Preferential Infection of CD4+Memory T Cells by Human Immunodeficiency Virus Type 1: Evidence for a Role in the Selective T-Cell Functional Defects Observed in Infected Individuals

• Published in: Proceedings of the National Academy of Sciences - PNAS Vol. 87; no. 16; pp. 6058 - 6062
• Main Authors: Schnittman, Steven M., Lane, H. Clifford, Greenhouse, Jack, Justement, Jesse S., Baseler, Michael, Fauci, Anthony S.
• Format: Journal Article
• Language: English
• Published: Washington, DC National Academy of Sciences of the United States of America 01.08.1990; National Acad Sciences
• Subjects: AIDS/HIV; Antigens; Antigens, CD - analysis; B lymphocytes; Biological and medical sciences; CD4 Antigens - analysis; CD4 Antigens - immunology; Cell growth; Cell lines; Cell Transformation, Viral; Cells, Cultured; DNA, Viral - genetics; DNA, Viral - isolation & purification; Fundamental and applied biological sciences.
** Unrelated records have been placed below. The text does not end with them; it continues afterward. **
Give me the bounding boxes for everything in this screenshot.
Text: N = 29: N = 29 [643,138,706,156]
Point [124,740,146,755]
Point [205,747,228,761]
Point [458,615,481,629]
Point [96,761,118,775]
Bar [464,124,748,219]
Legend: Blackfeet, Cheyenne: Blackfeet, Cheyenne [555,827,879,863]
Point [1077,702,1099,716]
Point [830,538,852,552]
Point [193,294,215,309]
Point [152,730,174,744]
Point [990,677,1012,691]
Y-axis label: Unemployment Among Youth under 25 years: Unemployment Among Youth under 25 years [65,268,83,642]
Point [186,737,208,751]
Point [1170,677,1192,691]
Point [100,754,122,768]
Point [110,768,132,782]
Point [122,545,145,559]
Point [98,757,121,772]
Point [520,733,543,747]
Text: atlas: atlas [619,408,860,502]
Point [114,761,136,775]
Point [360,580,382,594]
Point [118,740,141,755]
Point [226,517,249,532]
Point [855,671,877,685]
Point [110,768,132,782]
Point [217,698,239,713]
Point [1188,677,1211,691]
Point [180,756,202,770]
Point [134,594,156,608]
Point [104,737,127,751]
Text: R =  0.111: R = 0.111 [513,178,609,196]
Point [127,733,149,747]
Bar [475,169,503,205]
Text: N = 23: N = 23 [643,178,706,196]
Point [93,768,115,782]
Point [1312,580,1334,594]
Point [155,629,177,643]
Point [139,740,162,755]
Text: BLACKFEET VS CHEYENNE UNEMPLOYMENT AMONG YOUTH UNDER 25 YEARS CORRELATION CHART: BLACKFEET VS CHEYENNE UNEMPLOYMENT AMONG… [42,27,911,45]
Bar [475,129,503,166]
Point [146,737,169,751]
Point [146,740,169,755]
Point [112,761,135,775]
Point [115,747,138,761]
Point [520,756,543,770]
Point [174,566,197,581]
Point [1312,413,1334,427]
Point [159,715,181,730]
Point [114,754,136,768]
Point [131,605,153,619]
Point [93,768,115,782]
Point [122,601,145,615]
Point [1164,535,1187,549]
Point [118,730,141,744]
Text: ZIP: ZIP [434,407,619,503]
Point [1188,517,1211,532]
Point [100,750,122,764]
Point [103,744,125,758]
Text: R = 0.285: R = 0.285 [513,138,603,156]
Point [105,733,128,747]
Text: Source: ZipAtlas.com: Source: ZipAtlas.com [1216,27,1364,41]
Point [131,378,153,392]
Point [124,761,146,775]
Psychology; HIV; HIV 1; HIV Seropositivity; HIV-1 - genetics; HIV-1 - immunology; Humans; Immunologic Memory; Infections; Memory; Microbiology; Polymerase Chain Reaction; Reference Values; Replicative cycle, interference, host-virus relations, pathogenicity, miscellaneous strains; T lymphocytes; T-Lymphocytes - immunology; Virology; Virus; Infection; Flow cytometry; Immunological memory; HIV-1 virus; Retroviridae; Lentivirinae; Human immunodeficiency virus; Lymphocyte
• ISSN: 0027-8424; 1091-6490
• DOI: 10.1073/pnas.87.16.6058

CD4+T cells of patients with AIDS exhibit a qualitative defect in their ability to respond to soluble antigen while their responses to mitogens remain normal. CD4+T cells can be broadly divided phenotypically into "naive" [CD45RA+(2H4+)] and "memory" [CD29+(4B4+) or CD45RO+(UCHL1+)] cell subpopulations, which represent distinct maturation stages. To determine the human immunodeficiency virus type 1 (HIV-1) infectability of memory and naive CD4+T-cell subsets in vitro and to determine the in vivo preference of HIV-1 in these subpopulations, we obtained highly purified CD4+T-cell subsets from normal and HIV-1-infected individuals and studied them by viral cultivation, quantitative polymerase chain reaction, and functional assays. Polymerase chain reaction studies demonstrated that the memory cell subset of CD4+T cells is preferentially infected (4-to 10-fold more than naive T cells) by HIV-1 in vitro, and these memory cells are the principal reservoir for HIV-1 within CD4+T cells obtained from infected individuals. Functional abnormalities attributable to CD4+T cells in HIV-infected individuals (failure to respond in vitro to soluble antigen or to anti-CD3 monoclonal antibodies) were shown to reside primarily within these memory cells. Thus, the present study suggests that the selective functional defects present in the memory CD4+T-cell subset of HIV-infected individuals may be a direct result of the preferential infection and consequently greater viral burden within these cells.